Dense neuropeptide-GPCR network.
Network derived from predicted neuropeptide-GPCR interaction, showing hub nodes within and between cell types. (A) Cellular matrix, where rows denote sending neurons, while columns denote receiving neurons. Communication strength is color-coded, with red indicating high intensity and blue indicating low intensity. Strength is calculated based on number and expression levels of GPCR-neuropeptide combinations. Note widespread high density of interactions. (B) Spatial distribution of 11 neuronal subtypes along the Hydra´s body (adapted from [21]. (C) Neuronal cell type-level network showing strongly connected ectodermal communication hub, with clustering based on connection similarity. (D) Topology of neuronal interactions via neuropeptides/GPCRs, illustrating a densely connected network with multiple communication pathways between cell types. Node placement is determined by directed force algorithms based on connections. Endodermal and ectodermal neurons are colored blue and pink, respectively. (E) Simplified version of D with strongest 30% of connections, highlighting ectodermal hub nodes.
Fig 6.
Connectivity between endoderm and ectoderm nerve nets.
A. Heatmaps showing directed connectivity strengths between endoderm and ectoderm nodes. Left: Connectivity from endoderm to ectoderm nodes. Right: Connectivity from ectoderm to endoderm nodes. Color scales represent connection strength, with higher values indicating stronger connectivity. Each row represents a sending node group, and each column represents a receiving node group. Color bars indicate the range of connectivity strengths. B. Rich neuropeptide connectivity between endoderm and ectoderm. Left: Connections from Endoderm to Ectoderm nodes. Right: Connections from Ectoderm to Endoderm nodes. Edges are colored according to connection strength (see color bars), with node labels indicating node groups (e.g., en1, ec5). Node sizes are proportional to their overall connectivity strength. A variety of connections between endoderm and ectoderm are shown, with different cell types exhibiting specific subfunctions highlighted by the reduced figure. Note that en1 is a receiving hub for ectodermal signals, while en2 sends strong signals towards the ectoderm.
Fig 7.
Hydra´s neuropeptide network can implement attractor states.

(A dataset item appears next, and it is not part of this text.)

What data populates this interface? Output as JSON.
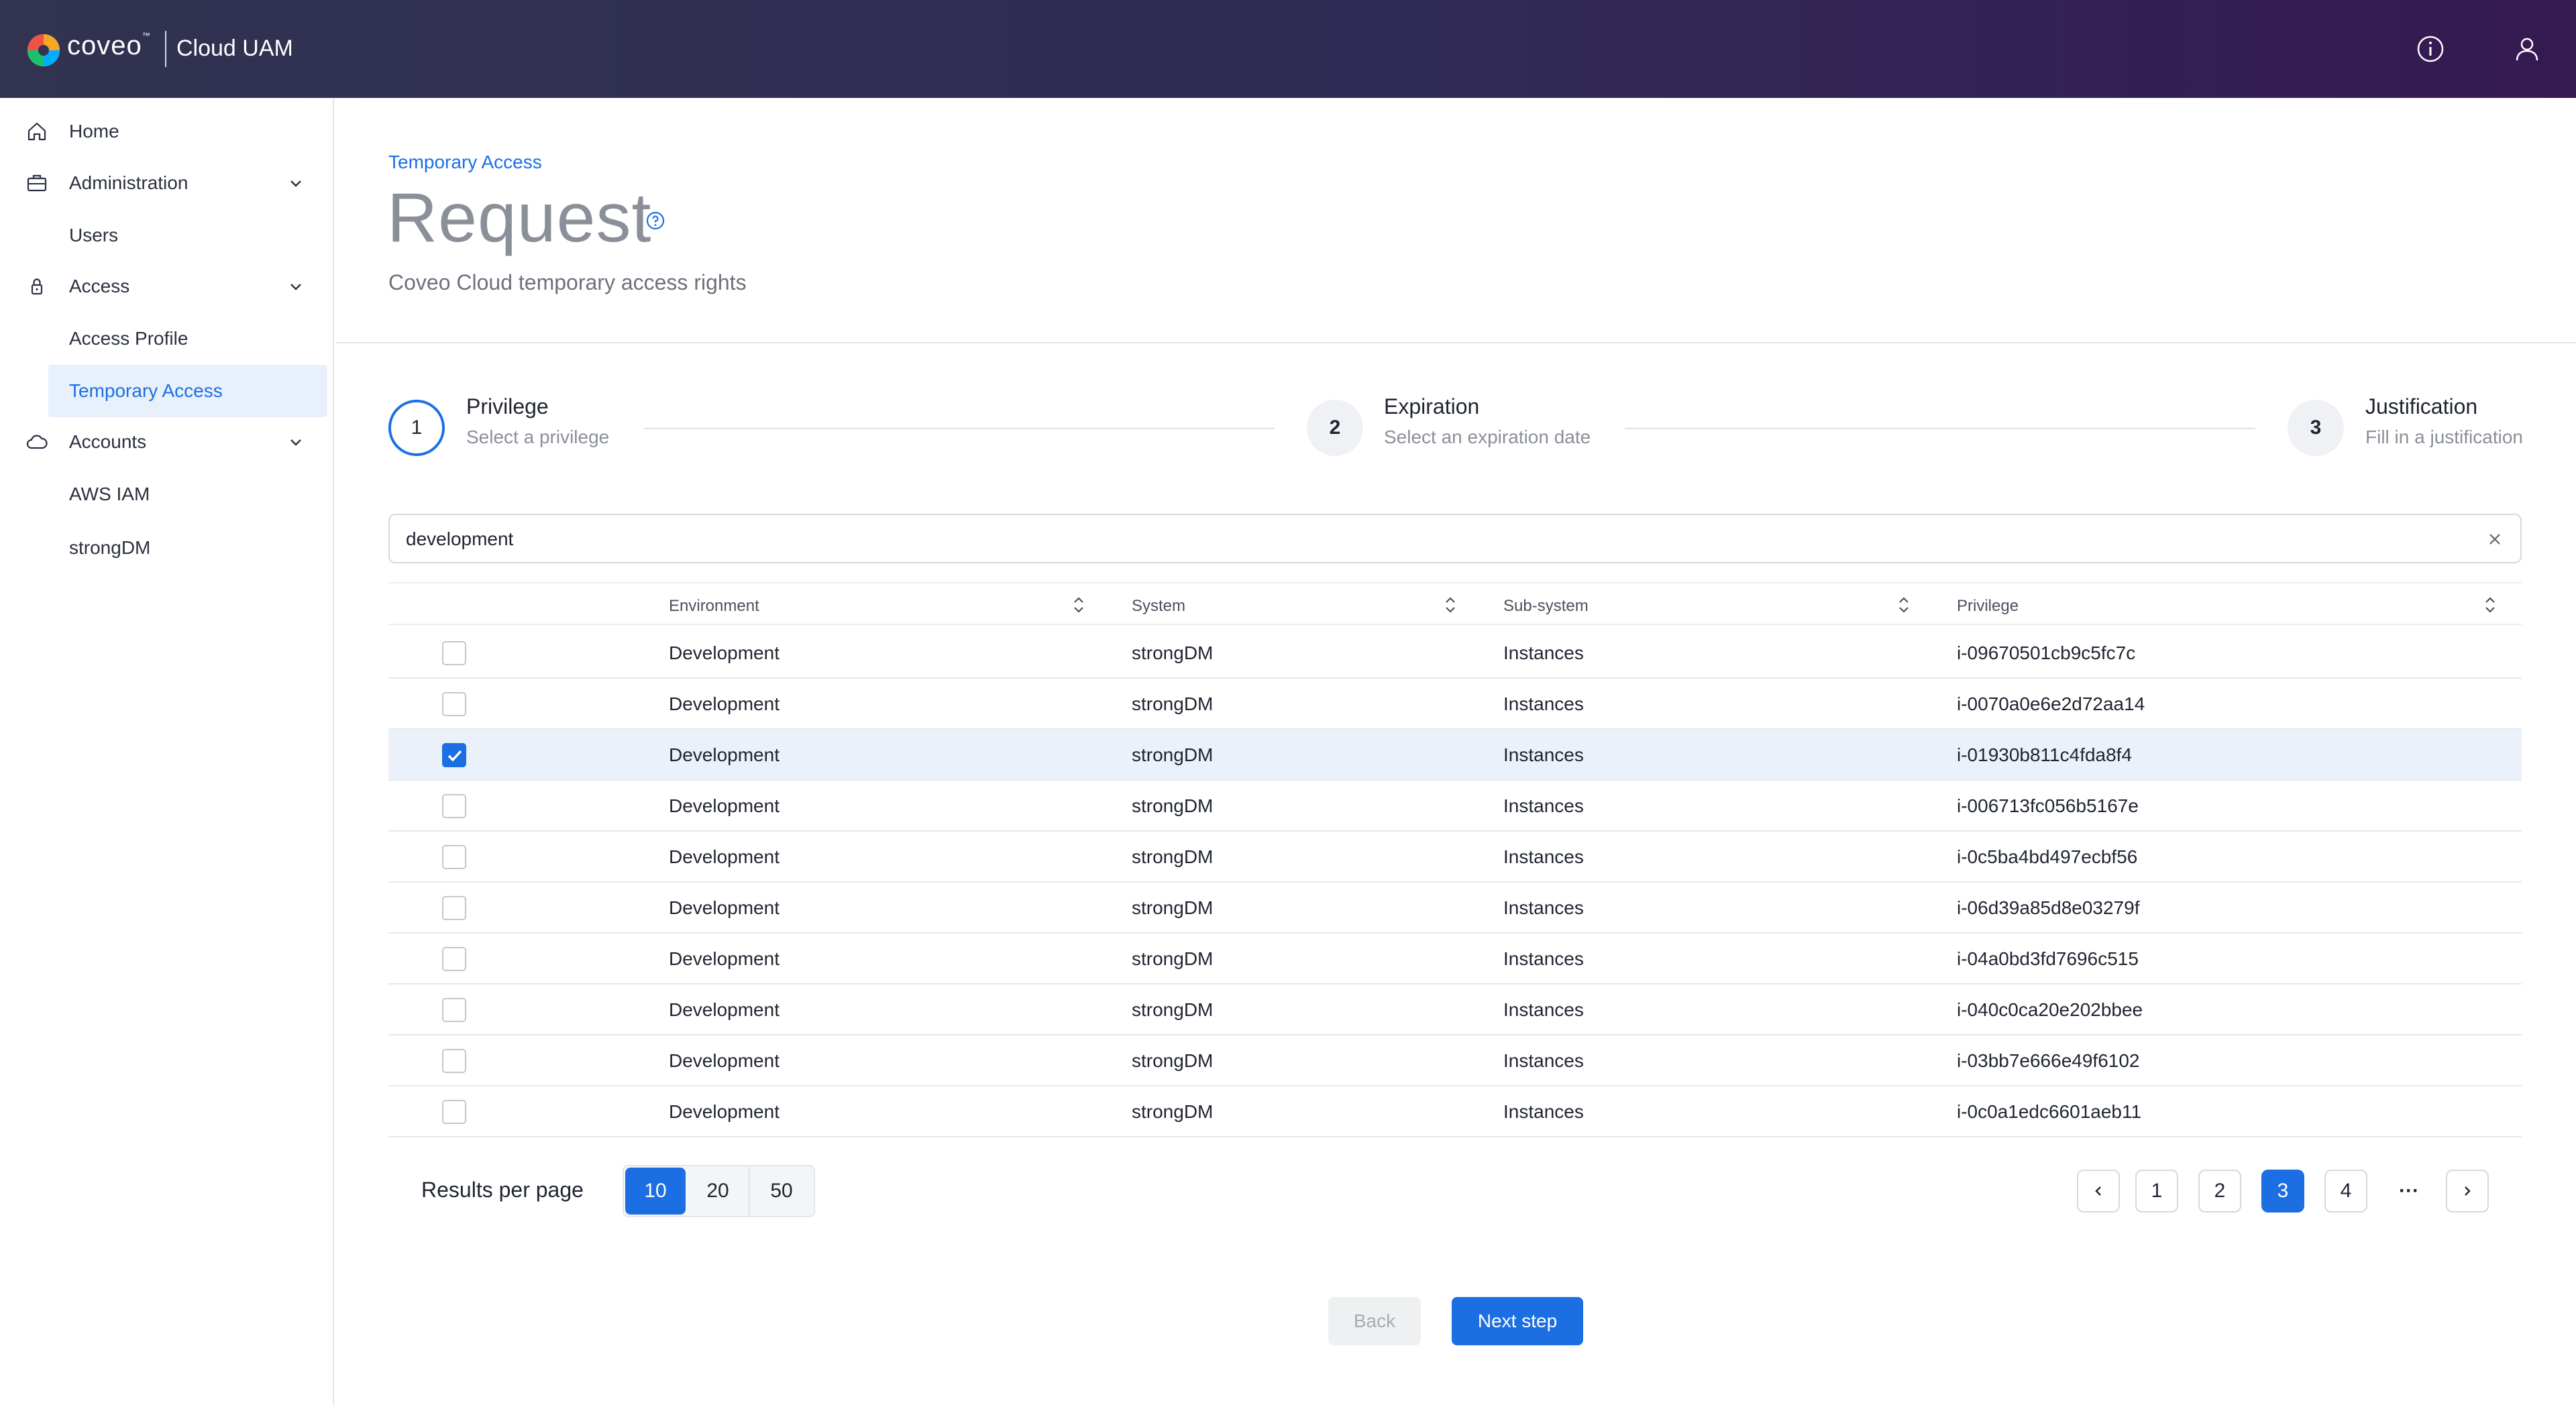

A. Activity of one of the network nodes (en) across different initial starting points demonstrating a dynamical split into two different final states depending on the initial input towards the network. B. Representative trajectories of the recurrent dynamical system starting from different initial conditions, projected into the first three principal components of the network’s state space. Each trajectory is shown in a different color. Despite diverse starting points, trajectories converge toward two distinct terminal regions, reflecting the multistable nature of the system. Axes correspond to the reduced state-space dimensions (x₁ = PC1, x₂ = PC2, x₃ = PC3). C. Shows a pseudo-energy measure for the final steady states reached from a range of initial conditions. The resulting landscape is visualized in the reduced state space defined by the first two principal components (PC1 and PC2). Brighter regions indicate lower relative pseudo-energy (more stable attractor basins). The landscape reveals two distinct basins of attraction, consistent with the presence of multiple stable equilibrium states supported by the dense and recurrent architecture of the neuropeptide signaling network. Axes correspond to the reduced state-space dimensions (x₁ = PC1, x₂ = PC2).